Within an hour, he’s gone across the street and inside the mall, clowning his way toward the distant stage. It’s slow going; he stops to talk with many alone the way, including an obese woman with two children in tow.

Advertisement

I recognize her from his description. He had said there would be many at the show, “women who get married and have three children and do everything for everybody else and one day look in the mirror and say, ‘I’m 220 pounds!’ ”

She smiles at him, and he lets fly a loud “How arrrrre you?”

“Fat,” she replies.

“Don’t say that,” he says, instantly serious. “Don’t ever say that.” She breaks down and weeps openly. He talks to her softly. You can’t hear what he’s saying. She nods between sobs. He whispers something to an aide and motions toward her. The aides takes down a name, address and phone number.

“Uh-oh, gotta fluff and run,” he shouts, and jogs out of sight down the mall. The sound of rock music rises from somewhere down there, then is drowned in a din of shouts and screams. By the time I get there, he and an immense woman are dancing to the music on stage. His groupies are down front and center in their Simmons T-shirts, but there are hundreds more surrounding the stage--perhaps 800 or 1,000 altogether.

His show lasts 39 minutes, a combination of one-liners and dance-exercise. He calls people up--first children, then teen-agers, then single women--and leads them through simple choreographed routines.

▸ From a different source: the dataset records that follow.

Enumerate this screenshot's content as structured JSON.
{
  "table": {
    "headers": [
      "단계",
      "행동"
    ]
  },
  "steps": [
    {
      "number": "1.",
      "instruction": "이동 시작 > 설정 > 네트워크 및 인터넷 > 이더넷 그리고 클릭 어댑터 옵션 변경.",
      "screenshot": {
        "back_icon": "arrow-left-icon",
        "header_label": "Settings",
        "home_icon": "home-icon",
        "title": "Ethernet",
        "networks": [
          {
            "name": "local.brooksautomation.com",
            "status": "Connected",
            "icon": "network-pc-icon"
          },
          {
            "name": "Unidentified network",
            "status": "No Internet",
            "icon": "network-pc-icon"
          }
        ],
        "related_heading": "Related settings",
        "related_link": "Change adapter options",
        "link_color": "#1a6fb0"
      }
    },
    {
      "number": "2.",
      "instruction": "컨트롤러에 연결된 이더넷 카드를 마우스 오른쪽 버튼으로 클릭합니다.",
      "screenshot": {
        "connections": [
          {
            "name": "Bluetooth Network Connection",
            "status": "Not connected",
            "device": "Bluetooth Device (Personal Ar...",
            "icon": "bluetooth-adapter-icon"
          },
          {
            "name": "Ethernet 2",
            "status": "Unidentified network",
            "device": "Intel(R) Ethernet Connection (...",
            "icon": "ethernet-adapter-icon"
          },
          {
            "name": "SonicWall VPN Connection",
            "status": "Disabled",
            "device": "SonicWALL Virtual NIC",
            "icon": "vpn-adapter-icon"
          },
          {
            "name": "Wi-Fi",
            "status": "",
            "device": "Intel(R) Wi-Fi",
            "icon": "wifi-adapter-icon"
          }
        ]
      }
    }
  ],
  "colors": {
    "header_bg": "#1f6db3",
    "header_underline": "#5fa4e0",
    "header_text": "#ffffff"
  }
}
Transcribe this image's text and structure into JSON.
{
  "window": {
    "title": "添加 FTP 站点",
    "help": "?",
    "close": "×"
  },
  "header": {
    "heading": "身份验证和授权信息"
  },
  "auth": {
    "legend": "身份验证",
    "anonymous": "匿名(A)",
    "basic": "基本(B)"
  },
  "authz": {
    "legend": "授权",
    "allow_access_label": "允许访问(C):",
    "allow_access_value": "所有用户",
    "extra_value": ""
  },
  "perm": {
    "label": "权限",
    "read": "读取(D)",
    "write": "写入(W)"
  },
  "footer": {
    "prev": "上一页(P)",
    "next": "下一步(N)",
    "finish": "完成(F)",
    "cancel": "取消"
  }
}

And he confronts the men and calls for them to come up on stage. Women are pointing to their husbands, and he has to coerce most of them: “Come up here. Come here! Come HERE!!”

Eight men finally come up. Most wear surly expressions until Simmons brings out a $100 bill, the prize in the Mr. Sensuous Contest. With that announcement, a ninth man comes up.

Advertisement

After huddling with the men, Simmons calls for the music--”Let Me Entertain You,” the strip music from “Gypsy”--and by the time it’s over, he has them smiling, waving their fannies and kick-step-kicking in a chorus line. The women howl and later grant the prize to Mr. Fifth-From-the-Right.

Simmons ends, as always, with a pep talk: Admit you’re addicted to food, but take it one day at a time. Realize you’re a terrific person right now, no matter how much you weigh. And repeat to yourself, I’m worth it.

By the end of the day, clerks had sold two cases of Simmons workout videos at a nearby table. Simmons had signed autographs and talked with everyone in the line that extended 100 yards down the mall. Almost all had been women or girls. Those at the end had waited 2 1/2 hours. Many kidded or gushed. Some cried.

One of them, Bernadette Wells of Santa Ana, explained why: “He’s great. He’s sincere. He takes interest in people.” She gestured toward her 16-year-old daughter, Tamara. “She wrote him a letter, and a week later he called her.”

Between autographs, Simmons says that he’s made all the money he needs, that he continues on the the grueling shopping-center circuit because it’s a good way to reach people.

“You didn’t get up on stage and dance with me, Steve,” he adds. “I was very disappointed.”

I went home, had a pizza and took a nap. But I felt guilty about it.